Figure 2: Coefficient of Expansion and Its Principle

(2) Thermal conductivity

This is an indicator of a material's thermal conduction performance. Different media have different mechanisms for heat conduction. For example, metals rely on electrons, nonmetals rely on lattice structure vibrations, and gases rely on molecular thermal motion. For glass materials, their thermal conductivity is low. If glass packaging containers are involved in temperature changes in pharmaceutical manufacturing, such as cleaning empty bottles to remove pyrogens or product lyophilization, this property becomes important. Generally, glass materials are similar, so the only significant difference lies in the impact of the product's geometric design on heat conduction.

(3) Residual Stress

Residual stress refers to the self-balancing internal stress that remains in an object after the elimination of external forces or uneven temperature fields. For example, if a spring is subjected to a compressive or tensile force, ideally, after the force is removed, it has a driving force to return to its original state. However, if the recovery process is particularly slow after the external force is removed, this force will persist for some time, known as residual stress. For glass, during the processing and refining stages, such as melting and shaping, when the heat source is removed, the movement of atoms is not as smooth as it is at high temperatures. This force trying to return to the original state is residual stress. The residual stress in glass can be revealed using polarized light. Glass is an isotropic material with the same refractive index in all directions. If there is stress in the glass, the isotropic nature is disrupted, causing changes in the refractive index. The refractive indices in the two principal stress directions are no longer the same, leading to birefringence.
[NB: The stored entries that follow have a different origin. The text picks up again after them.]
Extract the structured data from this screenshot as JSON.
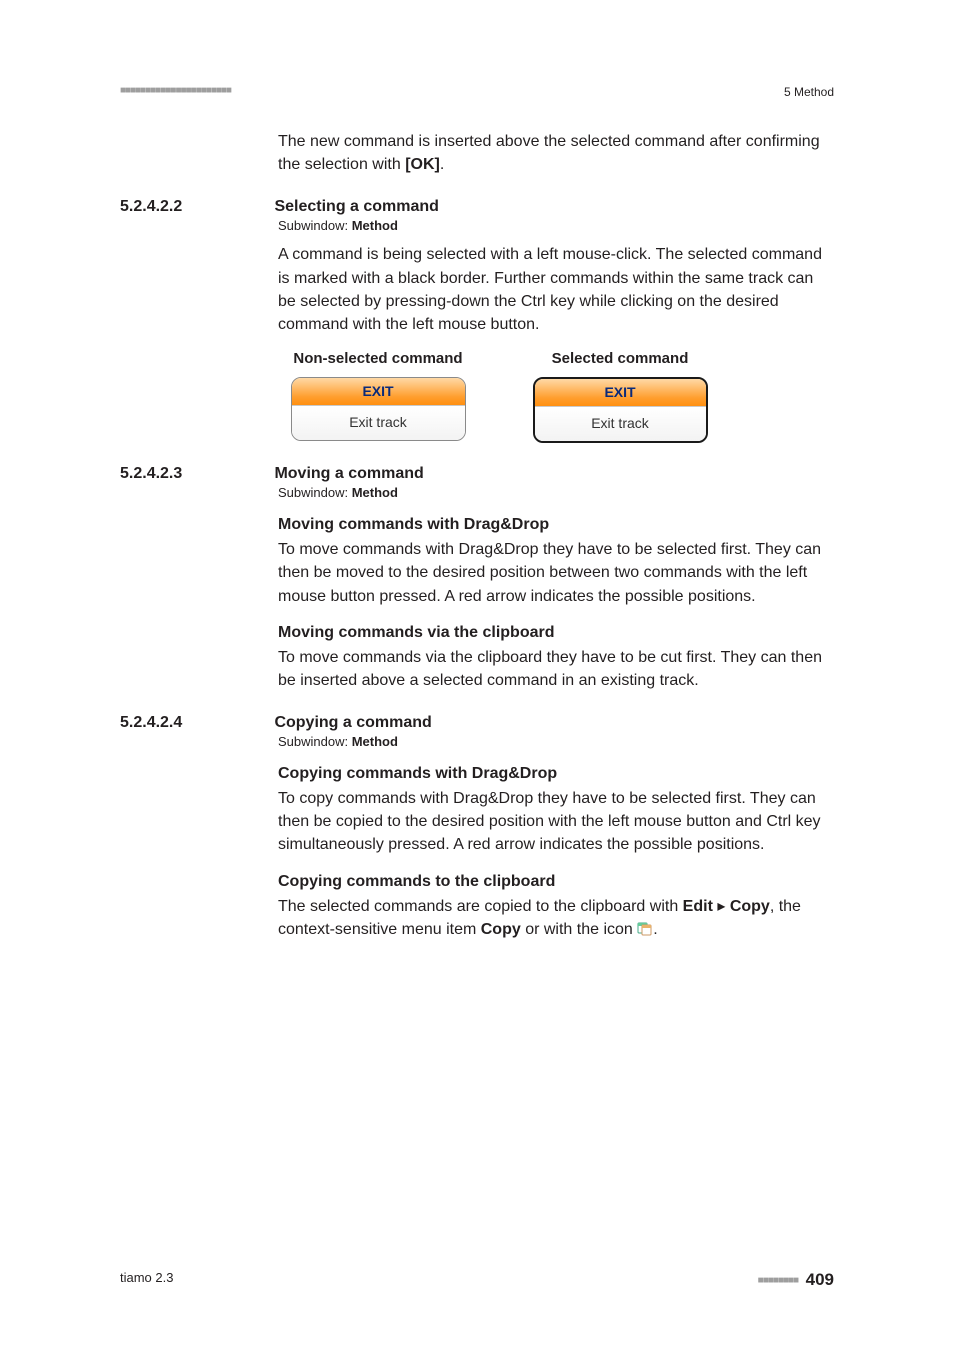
{
  "header": {
    "stripes": "■■■■■■■■■■■■■■■■■■■■■■",
    "chapter": "5 Method"
  },
  "intro": {
    "p1a": "The new command is inserted above the selected command after confirm­ing the selection with ",
    "p1b": "[OK]",
    "p1c": "."
  },
  "s1": {
    "num": "5.2.4.2.2",
    "title": "Selecting a command",
    "sub_label": "Subwindow: ",
    "sub_value": "Method",
    "p1": "A command is being selected with a left mouse-click. The selected com­mand is marked with a black border. Further commands within the same track can be selected by pressing-down the Ctrl key while clicking on the desired command with the left mouse button.",
    "col1_header": "Non-selected command",
    "col2_header": "Selected command",
    "box_top": "EXIT",
    "box_bot": "Exit track"
  },
  "s2": {
    "num": "5.2.4.2.3",
    "title": "Moving a command",
    "sub_label": "Subwindow: ",
    "sub_value": "Method",
    "h1": "Moving commands with Drag&Drop",
    "p1": "To move commands with Drag&Drop they have to be selected first. They can then be moved to the desired position between two commands with the left mouse button pressed. A red arrow indicates the possible posi­tions.",
    "h2": "Moving commands via the clipboard",
    "p2": "To move commands via the clipboard they have to be cut first. They can then be inserted above a selected command in an existing track."
  },
  "s3": {
    "num": "5.2.4.2.4",
    "title": "Copying a command",
    "sub_label": "Subwindow: ",
    "sub_value": "Method",
    "h1": "Copying commands with Drag&Drop",
    "p1": "To copy commands with Drag&Drop they have to be selected first. They can then be copied to the desired position with the left mouse button and Ctrl key simultaneously pressed. A red arrow indicates the possible posi­tions.",
    "h2": "Copying commands to the clipboard",
    "p2a": "The selected commands are copied to the clipboard with ",
    "p2b": "Edit",
    "p2c": " ▸ ",
    "p2d": "Copy",
    "p2e": ", the context-sensitive menu item ",
    "p2f": "Copy",
    "p2g": " or with the icon ",
    "p2h": "."
  },
  "footer": {
    "product": "tiamo 2.3",
    "stripes": "■■■■■■■■",
    "page": "409"
  }
}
                                                                                                             Figure 3: Stress Detection Process

(4) Thermal shock resistance

This indicator is actually a combined result of the expansion coefficient, packaging container design, and stress. It measures the ability of the packaging container to withstand temperature changes, such as transitioning from high temperature to room temperature or from room temperature to high temperature. Due to different glass materials having varying expansion coefficients, and glass being a poor conductor of heat, theoretically, the smaller the expansion coefficient, the stronger its ability to withstand thermal shock under the same thickness conditions. This is why borosilicate glass has a stronger resistance to thermal shock than soda-lime glass.

Figure 4: Thermal expansion caused by temperature gradient

(5) Crack resistance

Crack resistance refers more to the ability to withstand cracking due to mechanical forces. Its strength is related to the design of the container, the type of material, and whether there are defects on the surface. Sometimes, the cracking of glass bottles is caused by mechanical forces, such as expansion during freeze-drying.

Figure 5: Cracking caused by expansion during the freeze-drying process

III. Parameters related to cracking during freeze-drying

The characteristics of lyophilized preparations are that the glass packaging material undergoes thermal shock, while the internal formulation undergoes a process of cooling and expansion. Therefore, the cracking during the lyophilization process may primarily be due to the following reasons:

◇ The process and design of glass packaging materials: Sometimes, the entire bottom of the bottle may fall off, which may be related to insufficient annealing of the bottle and the fragile edge of the bottom molding.

◇ Formulation-related: Sometimes certain special ingredients in the formulation may tend to cause excessive expansion.

◇ Filling volume: Sometimes the container is overfilled, leaving insufficient space for freezing expansion during the lyophilization process.

◇ Local defects in glass packaging during the manufacturing process: Defects become the starting point for cracking.小结

Ⅳ. Conclusion
◇ The lyophilization performance of glass packaging is related to many attributes.

◇ Cracking during the lyophilization process is related to the material, design of the glass packaging, and the formulation of the product.